Patron des travailleurs et des pères de famille, saint Joseph apparaît de prime abord comme le type même de l’homme ayant embrassé la vie active – par opposition à une vie de contemplation. Si, comme disait saint Grégoire, « la vie active consiste essentiellement à donner du pain à ceux qui ont faim et à enseigner les ignorants », il semble que ce fut la vocation propre de saint Joseph auprès de l’Enfant-Jésus : se démener pour le protéger, le nourrir et l’éduquer. Voilà qui peut remplir une vie.
Mais, dans le même temps, à la Renaissance, saint Joseph a aussi été pris comme exemple de la vie contemplative la plus accomplie, susceptible de servir de référence à l’adoration silencieuse des carmélites. Ainsi Thérèse d’Avila a-t-elle écrit que « les âmes d’oraison, en particulier, doivent à Saint Joseph un culte tout filial ». Une question simple se pose : ces divers patronages sont-ils bien cohérents ? La discrétion de l’Évangile sur le personnage de saint Joseph n’a-t-elle pas favorisé la fabrication d’un arlequin quelque peu contradictoire, chacun cherchant à tirer la couverture à soi ?
Faut-il choisir ?
Car enfin, dirons-nous, la vie active et la vie contemplative ne semblent pas compatibles : il faut choisir. « Il y a des hommes qui s’adonnent principalement à la contemplation de la vérité, tandis que d’autres font leur occupation préférée des actions extérieures » (Somme Théologique II-II, 179, 1 c). Or, il n’est pas possible, quand on a charge de famille, et que l’on exerce une profession d’artisan, de consacrer ses journées à la prière, à la méditation, à la réflexion théologique, à l’étude des choses de Dieu.

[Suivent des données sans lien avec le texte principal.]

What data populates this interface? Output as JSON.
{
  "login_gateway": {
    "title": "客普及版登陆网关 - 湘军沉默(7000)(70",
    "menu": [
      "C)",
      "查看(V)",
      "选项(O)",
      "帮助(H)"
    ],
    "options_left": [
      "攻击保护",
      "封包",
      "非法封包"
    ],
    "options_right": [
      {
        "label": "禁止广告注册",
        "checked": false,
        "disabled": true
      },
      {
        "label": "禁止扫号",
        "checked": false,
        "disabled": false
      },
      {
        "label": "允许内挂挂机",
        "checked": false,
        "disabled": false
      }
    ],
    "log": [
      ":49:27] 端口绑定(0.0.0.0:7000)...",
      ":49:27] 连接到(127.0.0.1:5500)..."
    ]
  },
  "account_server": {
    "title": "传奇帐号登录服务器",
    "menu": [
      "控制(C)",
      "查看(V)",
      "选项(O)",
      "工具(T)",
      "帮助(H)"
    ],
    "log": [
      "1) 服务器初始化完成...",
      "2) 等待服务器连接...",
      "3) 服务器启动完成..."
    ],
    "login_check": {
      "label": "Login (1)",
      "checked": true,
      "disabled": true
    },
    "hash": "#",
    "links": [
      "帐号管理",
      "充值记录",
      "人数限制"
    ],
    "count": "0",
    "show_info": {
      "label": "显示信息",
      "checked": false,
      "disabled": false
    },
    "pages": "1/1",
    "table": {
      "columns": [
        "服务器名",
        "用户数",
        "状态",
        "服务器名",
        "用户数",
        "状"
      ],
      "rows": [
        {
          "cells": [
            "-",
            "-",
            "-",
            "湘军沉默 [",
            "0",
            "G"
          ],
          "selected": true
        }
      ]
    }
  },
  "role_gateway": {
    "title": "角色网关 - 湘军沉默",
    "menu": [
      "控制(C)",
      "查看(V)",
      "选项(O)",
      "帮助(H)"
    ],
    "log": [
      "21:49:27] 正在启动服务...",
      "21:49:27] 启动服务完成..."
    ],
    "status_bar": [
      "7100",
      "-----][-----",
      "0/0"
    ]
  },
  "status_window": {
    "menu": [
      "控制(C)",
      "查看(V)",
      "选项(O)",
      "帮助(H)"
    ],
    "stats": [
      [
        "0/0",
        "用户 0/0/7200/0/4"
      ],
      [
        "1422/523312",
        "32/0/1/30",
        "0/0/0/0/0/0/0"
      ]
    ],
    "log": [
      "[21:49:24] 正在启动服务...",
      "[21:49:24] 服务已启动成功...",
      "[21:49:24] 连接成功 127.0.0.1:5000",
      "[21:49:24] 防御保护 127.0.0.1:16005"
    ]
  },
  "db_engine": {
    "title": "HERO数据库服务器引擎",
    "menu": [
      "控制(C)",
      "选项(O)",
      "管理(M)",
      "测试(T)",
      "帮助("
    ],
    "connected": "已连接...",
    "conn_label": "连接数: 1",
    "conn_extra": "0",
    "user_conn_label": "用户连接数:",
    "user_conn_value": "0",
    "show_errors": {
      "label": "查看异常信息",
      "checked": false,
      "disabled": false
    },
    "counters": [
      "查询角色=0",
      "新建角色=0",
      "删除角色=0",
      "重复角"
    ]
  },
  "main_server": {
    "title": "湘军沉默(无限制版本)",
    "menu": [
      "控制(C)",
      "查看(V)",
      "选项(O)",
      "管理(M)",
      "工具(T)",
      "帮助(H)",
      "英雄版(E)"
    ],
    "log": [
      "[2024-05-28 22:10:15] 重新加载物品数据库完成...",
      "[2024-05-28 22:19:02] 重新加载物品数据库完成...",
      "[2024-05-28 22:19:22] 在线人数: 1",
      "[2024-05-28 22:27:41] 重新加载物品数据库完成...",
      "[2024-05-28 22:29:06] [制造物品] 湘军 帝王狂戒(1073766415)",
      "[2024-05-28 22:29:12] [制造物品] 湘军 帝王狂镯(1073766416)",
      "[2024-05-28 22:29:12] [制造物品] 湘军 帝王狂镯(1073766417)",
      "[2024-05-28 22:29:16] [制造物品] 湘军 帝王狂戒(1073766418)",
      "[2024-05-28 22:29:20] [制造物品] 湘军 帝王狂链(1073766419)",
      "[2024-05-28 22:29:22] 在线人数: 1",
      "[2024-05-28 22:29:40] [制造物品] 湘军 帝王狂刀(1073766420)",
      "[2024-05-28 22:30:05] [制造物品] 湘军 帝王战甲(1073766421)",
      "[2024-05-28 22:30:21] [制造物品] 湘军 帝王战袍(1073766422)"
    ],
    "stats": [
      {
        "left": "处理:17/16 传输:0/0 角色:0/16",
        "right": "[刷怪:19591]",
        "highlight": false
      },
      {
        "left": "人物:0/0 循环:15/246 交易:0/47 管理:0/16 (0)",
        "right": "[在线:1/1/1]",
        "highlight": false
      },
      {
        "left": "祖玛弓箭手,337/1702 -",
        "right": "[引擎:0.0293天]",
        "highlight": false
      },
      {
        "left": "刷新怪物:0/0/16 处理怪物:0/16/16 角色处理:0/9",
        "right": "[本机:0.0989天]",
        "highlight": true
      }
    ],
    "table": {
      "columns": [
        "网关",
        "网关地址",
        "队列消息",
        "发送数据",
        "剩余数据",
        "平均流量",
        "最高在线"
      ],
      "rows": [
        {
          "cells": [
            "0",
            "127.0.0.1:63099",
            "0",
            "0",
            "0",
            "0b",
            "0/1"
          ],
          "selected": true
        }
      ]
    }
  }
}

Sans doute. À moins que… l’on prie tout le temps ! Là est sans doute la solution à notre énigme. Creusons un peu cette idée. Tout d’abord, même si la distinction entre vie contemplative et vie active est utile, il ne faut pas la durcir ; elle vient de la philosophie grecque, et reflétait aussi une conception hiérarchique de l’humanité, impliquant une séparation stricte entre la classe des actifs et celle… des philosophes. Le christianisme est venu assouplir progressivement cette séparation. Ensuite, il ne faut pas se représenter la vie contemplative comme une vie purement intellective, froide, technique et dépourvue d’affectivité : l’essentiel dans la contemplation n’est pas le maniement de concepts, l’enchaînement des syllogismes, ni même la récitation de prières, mais le fait de goûter, gratuitement et pour elle-même, la beauté et la bonté de Dieu.